NHS England will use the Cancer Drugs Fund (CDF) to provide fast-tracked access to Glofitamab, bypassing the routine commissioning process. The CDF has been instrumental in providing access to more than 100 drugs across over 250 indications for over 93,000 patients since its inception in July 2016.

The fund has played a crucial role in facilitating access to innovative treatments that have the potential to extend and improve the lives of patients with various forms of cancer.

Professor Peter Clark, NHS England's Cancer Drug's Fund Lead, stressed that the approval of Glofitamab is excellent news for individuals grappling with advanced and aggressive blood cancer. The drug not only offers a potentially life-saving option for patients who have not responded to CAR T therapy but also provides a closer-to-home alternative for CAR T-eligible patients.

Helen Knight, director of medicines evaluation at NICE, underlined the importance of swiftly getting the best care to patients facing aggressive blood cancer. The faster patients can access effective treatment, the better their chances of living longer and improving their quality of life.

The independent committee at NICE has found that Glofitamab is clinically and cost-effective for treating advanced B-cell lymphoma, and NHS England is committed to making it available to patients expeditiously.

Pia Ballschmieter, UK Haematology Lead at Roche Products Limited, expressed her delight at the approval of Glofitamab, highlighting the desperate need for additional treatment options for individuals with diffuse large B-cell lymphoma.

She emphasised that this achievement was only possible through the collaboration and support of various stakeholders in the medical community, and Roche remains dedicated to ensuring that this groundbreaking treatment is accessible across the entire UK.

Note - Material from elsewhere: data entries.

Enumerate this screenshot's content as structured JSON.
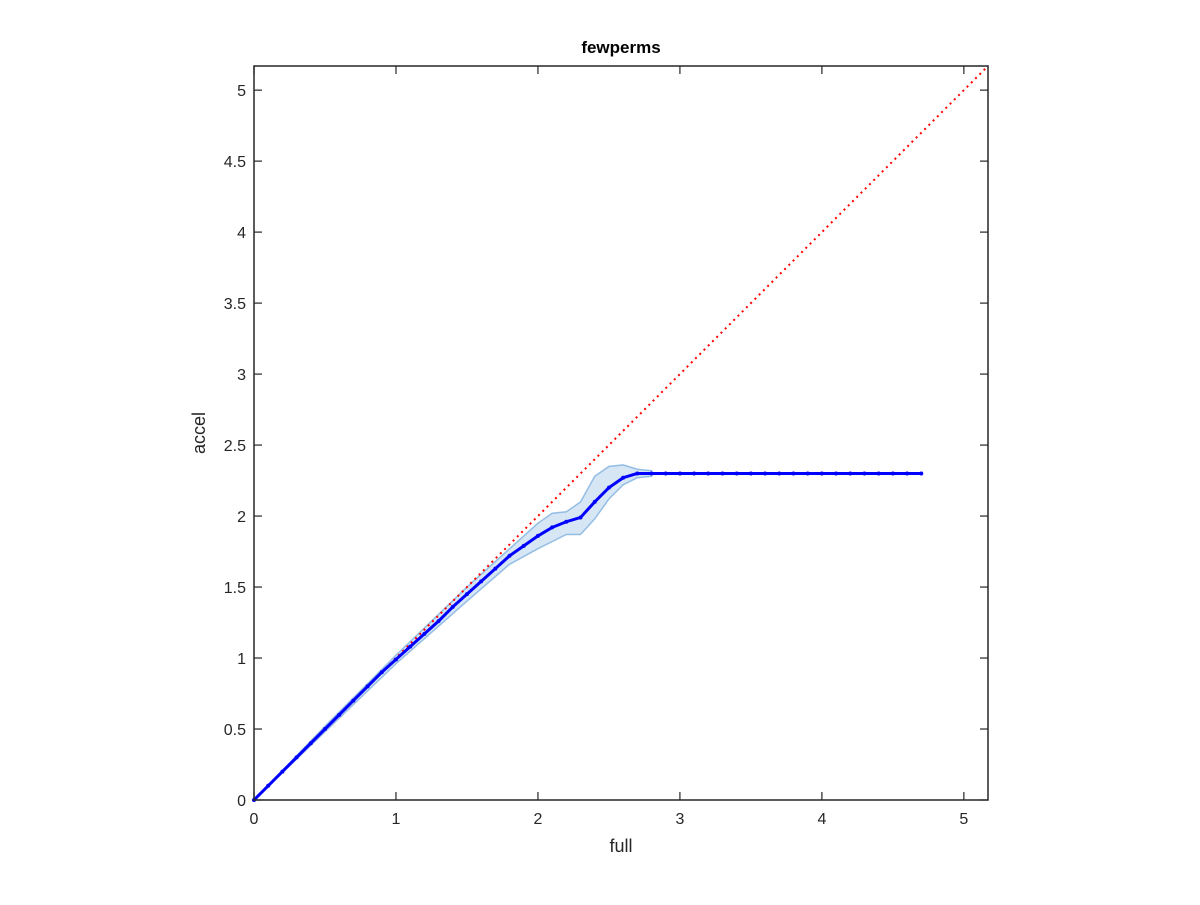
{
  "chart_data": {
    "type": "line",
    "title": "fewperms",
    "x_label": "full",
    "y_label": "accel",
    "xlim": [
      0,
      5.17
    ],
    "ylim": [
      0,
      5.17
    ],
    "xticks": [
      0,
      1,
      2,
      3,
      4,
      5
    ],
    "yticks": [
      0,
      0.5,
      1,
      1.5,
      2,
      2.5,
      3,
      3.5,
      4,
      4.5,
      5
    ],
    "grid": false,
    "box": true,
    "reference": {
      "x": [
        0,
        5.17
      ],
      "values": [
        0,
        5.17
      ],
      "color": "#ff0000",
      "style": "dotted"
    },
    "band": {
      "color": "#5b9bd5",
      "x": [
        0,
        0.5,
        1,
        1.5,
        1.8,
        2.0,
        2.1,
        2.2,
        2.3,
        2.4,
        2.5,
        2.6,
        2.7,
        2.8
      ],
      "upper": [
        0,
        0.52,
        1.02,
        1.5,
        1.77,
        1.95,
        2.02,
        2.03,
        2.1,
        2.28,
        2.35,
        2.36,
        2.33,
        2.32
      ],
      "lower": [
        0,
        0.48,
        0.96,
        1.4,
        1.66,
        1.77,
        1.82,
        1.87,
        1.87,
        1.98,
        2.12,
        2.22,
        2.27,
        2.28
      ]
    },
    "series": [
      {
        "color": "#0000ff",
        "x": [
          0,
          0.1,
          0.2,
          0.3,
          0.4,
          0.5,
          0.6,
          0.7,
          0.8,
          0.9,
          1.0,
          1.1,
          1.2,
          1.3,
          1.4,
          1.5,
          1.6,
          1.7,
          1.8,
          1.9,
          2.0,
          2.1,
          2.2,
          2.3,
          2.4,
          2.5,
          2.6,
          2.7,
          2.8,
          2.9,
          3.0,
          3.1,
          3.2,
          3.3,
          3.4,
          3.5,
          3.6,
          3.7,
          3.8,
          3.9,
          4.0,
          4.1,
          4.2,
          4.3,
          4.4,
          4.5,
          4.6,
          4.7
        ],
        "values": [
          0,
          0.1,
          0.2,
          0.3,
          0.4,
          0.5,
          0.6,
          0.7,
          0.8,
          0.9,
          0.99,
          1.08,
          1.17,
          1.26,
          1.36,
          1.45,
          1.54,
          1.63,
          1.72,
          1.79,
          1.86,
          1.92,
          1.96,
          1.99,
          2.1,
          2.2,
          2.27,
          2.3,
          2.3,
          2.3,
          2.3,
          2.3,
          2.3,
          2.3,
          2.3,
          2.3,
          2.3,
          2.3,
          2.3,
          2.3,
          2.3,
          2.3,
          2.3,
          2.3,
          2.3,
          2.3,
          2.3,
          2.3
        ]
      }
    ]
  }
}
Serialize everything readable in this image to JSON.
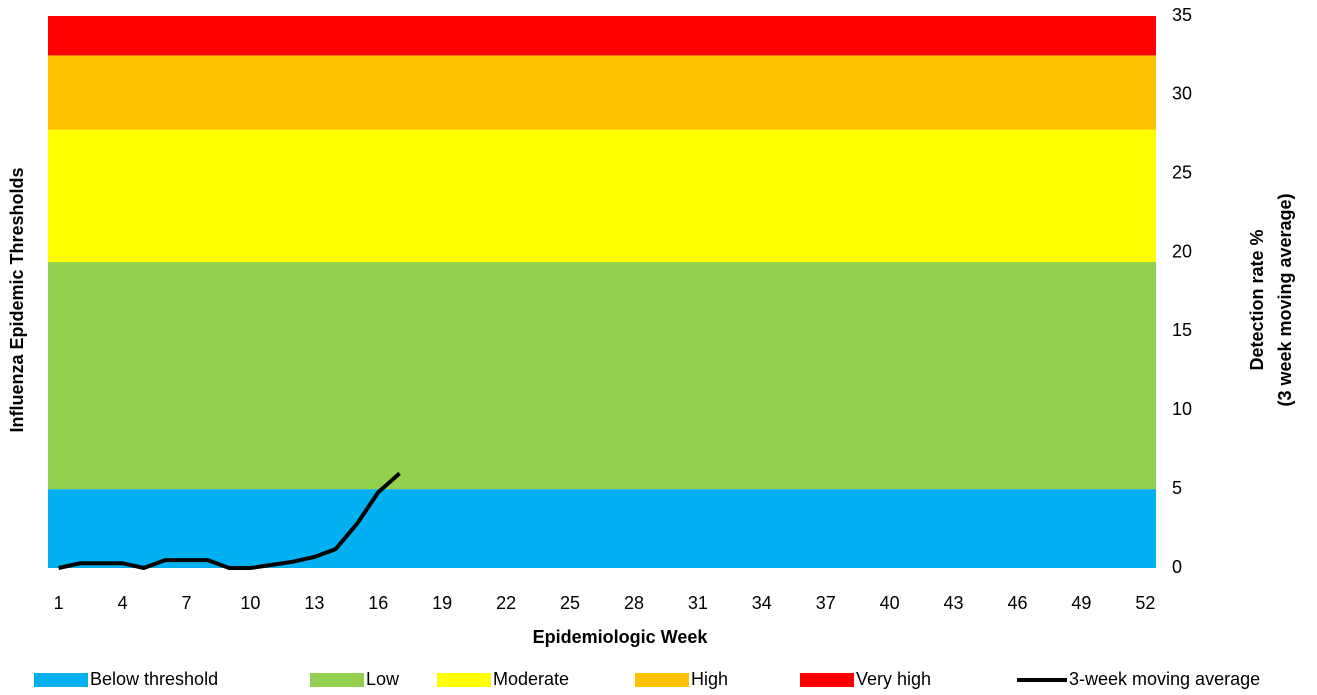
{
  "chart_data": {
    "type": "line",
    "x_label": "Epidemiologic Week",
    "y_label": "Influenza Epidemic Thresholds",
    "y2_label": [
      "Detection rate %",
      "(3 week moving average)"
    ],
    "x": [
      1,
      2,
      3,
      4,
      5,
      6,
      7,
      8,
      9,
      10,
      11,
      12,
      13,
      14,
      15,
      16,
      17,
      18,
      19,
      20,
      21,
      22,
      23,
      24,
      25,
      26,
      27,
      28,
      29,
      30,
      31,
      32,
      33,
      34,
      35,
      36,
      37,
      38,
      39,
      40,
      41,
      42,
      43,
      44,
      45,
      46,
      47,
      48,
      49,
      50,
      51,
      52
    ],
    "xlim": [
      0.5,
      52.5
    ],
    "xticks": [
      1,
      4,
      7,
      10,
      13,
      16,
      19,
      22,
      25,
      28,
      31,
      34,
      37,
      40,
      43,
      46,
      49,
      52
    ],
    "y2lim": [
      0,
      35
    ],
    "y2ticks": [
      0,
      5,
      10,
      15,
      20,
      25,
      30,
      35
    ],
    "bands": [
      {
        "name": "Below threshold",
        "color": "#00b0f0",
        "value": 5
      },
      {
        "name": "Low",
        "color": "#92d050",
        "value": 14.4
      },
      {
        "name": "Moderate",
        "color": "#ffff00",
        "value": 8.4
      },
      {
        "name": "High",
        "color": "#ffc000",
        "value": 4.7
      },
      {
        "name": "Very high",
        "color": "#ff0000",
        "value": 2.5
      }
    ],
    "series": [
      {
        "name": "3-week moving average",
        "color": "#000000",
        "axis": "y2",
        "values": [
          0,
          0.3,
          0.3,
          0.3,
          0,
          0.5,
          0.5,
          0.5,
          0,
          0,
          0.2,
          0.4,
          0.7,
          1.2,
          2.8,
          4.8,
          6.0,
          null,
          null,
          null,
          null,
          null,
          null,
          null,
          null,
          null,
          null,
          null,
          null,
          null,
          null,
          null,
          null,
          null,
          null,
          null,
          null,
          null,
          null,
          null,
          null,
          null,
          null,
          null,
          null,
          null,
          null,
          null,
          null,
          null,
          null,
          null
        ]
      }
    ]
  }
}
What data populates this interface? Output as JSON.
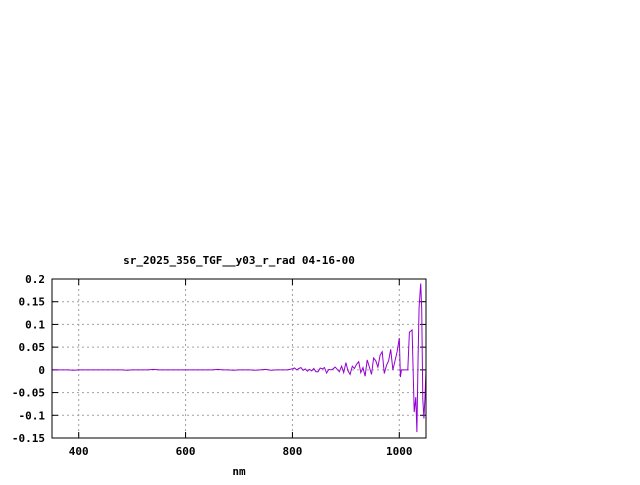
{
  "chart_data": {
    "type": "line",
    "title": "sr_2025_356_TGF__y03_r_rad 04-16-00",
    "xlabel": "nm",
    "ylabel": "",
    "xlim": [
      350,
      1050
    ],
    "ylim": [
      -0.15,
      0.2
    ],
    "xticks": [
      400,
      600,
      800,
      1000
    ],
    "xtick_labels": [
      "400",
      "600",
      "800",
      "1000"
    ],
    "yticks": [
      0.2,
      0.15,
      0.1,
      0.05,
      0,
      -0.05,
      -0.1,
      -0.15
    ],
    "ytick_labels": [
      "0.2",
      "0.15",
      "0.1",
      "0.05",
      "0",
      "-0.05",
      "-0.1",
      "-0.15"
    ],
    "grid": true,
    "line_color": "#9400d3",
    "series": [
      {
        "x": [
          350,
          360,
          370,
          380,
          390,
          400,
          410,
          420,
          430,
          440,
          450,
          460,
          470,
          480,
          490,
          500,
          510,
          520,
          530,
          540,
          550,
          560,
          570,
          580,
          590,
          600,
          610,
          620,
          630,
          640,
          650,
          660,
          670,
          680,
          690,
          700,
          710,
          720,
          730,
          740,
          750,
          760,
          770,
          780,
          790,
          800,
          804,
          808,
          812,
          816,
          820,
          824,
          828,
          832,
          836,
          840,
          844,
          848,
          852,
          856,
          860,
          864,
          868,
          872,
          876,
          880,
          884,
          888,
          892,
          896,
          900,
          904,
          908,
          912,
          916,
          920,
          924,
          928,
          932,
          936,
          940,
          944,
          948,
          952,
          956,
          960,
          964,
          968,
          972,
          976,
          980,
          984,
          988,
          992,
          996,
          1000,
          1002,
          1004,
          1016,
          1019,
          1024,
          1028,
          1031,
          1033,
          1035,
          1037,
          1040,
          1042,
          1044,
          1046,
          1048,
          1050
        ],
        "y": [
          0,
          0,
          0,
          0,
          -0.001,
          0,
          0,
          0,
          0,
          0,
          0,
          0,
          0,
          0,
          -0.001,
          0,
          0,
          0,
          0,
          0.001,
          0,
          0,
          0,
          0,
          0,
          0,
          0,
          0,
          0,
          0,
          0,
          0.001,
          0,
          0,
          -0.001,
          0,
          0,
          0,
          -0.001,
          0,
          0.001,
          -0.001,
          0,
          0,
          0,
          0.002,
          0.004,
          0.0,
          0.003,
          0.005,
          -0.001,
          0.002,
          -0.003,
          0.001,
          -0.002,
          0.003,
          -0.004,
          -0.004,
          0.004,
          0.002,
          0.005,
          -0.007,
          0.001,
          0.0,
          0.002,
          0.006,
          0.001,
          -0.004,
          0.008,
          -0.006,
          0.016,
          -0.002,
          -0.01,
          0.008,
          0.003,
          0.012,
          0.018,
          -0.006,
          0.005,
          -0.014,
          0.022,
          0.006,
          -0.01,
          0.026,
          0.02,
          0.006,
          0.032,
          0.04,
          -0.008,
          0.01,
          0.02,
          0.045,
          0.0,
          0.02,
          0.04,
          0.07,
          -0.016,
          0.0,
          0.0,
          0.083,
          0.088,
          -0.093,
          -0.06,
          -0.137,
          0.018,
          0.138,
          0.19,
          0.135,
          -0.064,
          -0.107,
          -0.064,
          0.0
        ]
      }
    ]
  }
}
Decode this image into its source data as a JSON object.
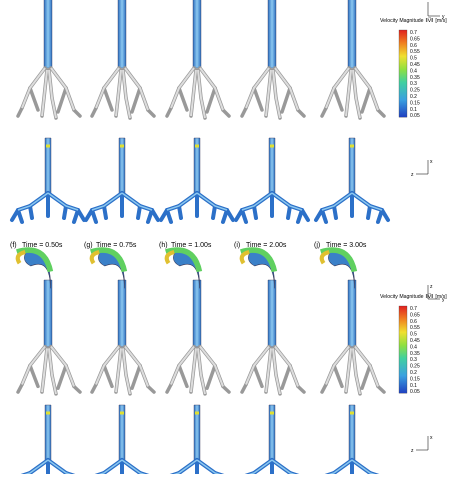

The approval of Glofitamab marks a significant milestone in the fight against diffuse large B-cell lymphoma and offers hope to countless patients battling this aggressive form of blood cancer. As the NHS prepares to make this curative treatment available to those in need, it reaffirms its commitment to providing cutting-edge healthcare and improving the quality of life for individuals facing life-threatening diseases.